Deal Town -v- Sheppey United (SCEFL Prem)
Why did nobody tell me how far Deal was ?
Having agreed to drive the 3 Must get here’s set off for the hours drive, en route we were somewhat suprised to hear that the Chairman had taken a wrong turning at Stockbury roundabout and ended up in Darlington !!!! Clearly the Sat Nav in the Chairmans Vauxhall Viva is not up to much.
Anyway an age later we park up, a nice little ground and we’re heartily greeted by the 40 or so other Island mutants.
As the teams came out I was pleased to see the two Pantomime villains lining up in a much changed team which included a new keeper- Dean Highsted and yet another forward Luke Harvey Oswald, surely we must be the only club with more strikers than the Miners, anyway Tom Monty also making his debut two years after his whole body was replaced by pins clips and staples after attempting to leave his car whilst it was still moving, meant that Ites starting eleven contained 6 local lads and T’Bradshaw who is under Island arrest for only possessing 5 toes per foot.
So to the game, Ites started superbly against a bigger Deal team, puppet master pulling the strings in the midfield ably assisted by Girty and Furious.
Everytime we attacked we looked dangerous, some fine interplay between the Impressive Tom Brunt and Lee Harvey Oswald cut open their defence only to be foiled by a tremendous late tackle from their impressive centre half.
Then on 20 Mins T’ Bradshaw gets the ball on t’right beats two and curls it with his swinger, the keeper, who to be fair could have done with the exercise was rooted to the spot as the ball hit t’bar and rebounded to safety.

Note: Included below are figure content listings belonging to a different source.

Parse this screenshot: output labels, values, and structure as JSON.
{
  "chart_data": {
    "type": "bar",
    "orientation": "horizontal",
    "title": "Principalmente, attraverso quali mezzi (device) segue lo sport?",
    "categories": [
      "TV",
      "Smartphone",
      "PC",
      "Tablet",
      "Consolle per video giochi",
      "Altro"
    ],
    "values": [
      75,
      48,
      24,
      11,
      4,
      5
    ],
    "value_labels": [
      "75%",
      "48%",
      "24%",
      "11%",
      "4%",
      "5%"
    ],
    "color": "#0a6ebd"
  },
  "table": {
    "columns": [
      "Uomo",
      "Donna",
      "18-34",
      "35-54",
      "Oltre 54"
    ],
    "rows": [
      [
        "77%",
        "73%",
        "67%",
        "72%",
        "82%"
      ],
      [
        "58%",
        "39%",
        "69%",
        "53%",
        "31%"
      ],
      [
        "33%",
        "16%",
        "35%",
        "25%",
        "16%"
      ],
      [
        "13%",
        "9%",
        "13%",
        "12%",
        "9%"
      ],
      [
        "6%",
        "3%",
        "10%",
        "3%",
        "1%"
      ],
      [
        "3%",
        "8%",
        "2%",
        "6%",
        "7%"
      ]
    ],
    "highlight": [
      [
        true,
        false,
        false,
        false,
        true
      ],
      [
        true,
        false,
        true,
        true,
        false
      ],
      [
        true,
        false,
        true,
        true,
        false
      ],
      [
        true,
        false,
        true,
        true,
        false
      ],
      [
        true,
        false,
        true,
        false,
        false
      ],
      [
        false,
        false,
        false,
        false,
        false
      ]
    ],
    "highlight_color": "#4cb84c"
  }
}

The various Ites purred with delight, surely they were there for the taking.
Furious George who of late has received worse press than Ian Brady was relishing the battle in midfield, the extra movement of the front 3 providing the perfect outlet for some of the superb balls that he and young Girty were spraying around like a Tomcat on heat.
Then Deal turned up, created a couple of half chances manfully dealt with by the defence superbly marshalled by Ralphy who as we know deals with everything that comes his way, The Deal forward somehow finds himself free on the penalty spot only the keeper to beat but he pulled off a save every bit as good as Jordans on Saturday to keep the scores level at the break.
At halftime I had a Bovril which along with ringworm and unusual games of hide and seek with ” Uncle Bill” reminded me of my childhood.
2nd half we come out with purpose, Man of the match Huggins finding plenty of room down the left and combining well with the midfield meant we were well on top.
The threesome in the middle were winning most tackles and headers, this was impressive. One such move put Lee Harvey Oswald away who beat the defence but sadly not having the shooting accuracy of his namesake also beat the near post.
Then the Shrewsbury shifter wriggled free of the defence but also put wide of the post, surely it was coming , then another great move LHO gets free and plants it in the net, the adolescent ref who was obviously doing “Grown ups jobs” looked at the Lino who was waving more than Ralphy’s hair in the breeze and promptly disallowed it for offside, Ites protested and at one stage it looked like the ref would take a few names but luckily he wasn’t old enough to have a pen licence yet so we escaped, Deal came into the game with a succession of corners which we dealt with superbly although one such looked to have beaten the keeper but Brunt cleared.
Ernie decides he needs fresh legs but that’s enough about him for now, Remmel replaces the tiring LHO and on comes Timmy for…erm possibly Girty as Ites throw the kitchen sink at them, Timmy finds himself in the area challenging with the keeper who looks like he’d only get off the ground if there was a hovering doughnut, Timmy wins the ball and from the ground puts it in the net. Justice at last …..Nope, again young snotty decides he doesn’t like any nasty icky contact and disallows it.
Their keeper then picks up a lengthy injury which should have given us another 5 minutes but I can only assume the ref had to be in by ten as he cut it short but not before the 3rd sub Tom Loynes nigh on demolished the bar quicker than the Blackmore family after his corner was returned to him.
Then as Thomas the Tank reached the 90 on the refs watch so it ended, honours even.
Summary, a brilliant game and a great credit to both sides and a good advert for the SCEFL Very impressed with the keeper and new striker, both fitting in well.
MOM, well obviously Jim Huggins but George and Ian certainly responded to the criticism levelled at them, George shading it for me, Girty improves every game, Brunt and Tom Mont both impressed but on the whole a brilliant team performace.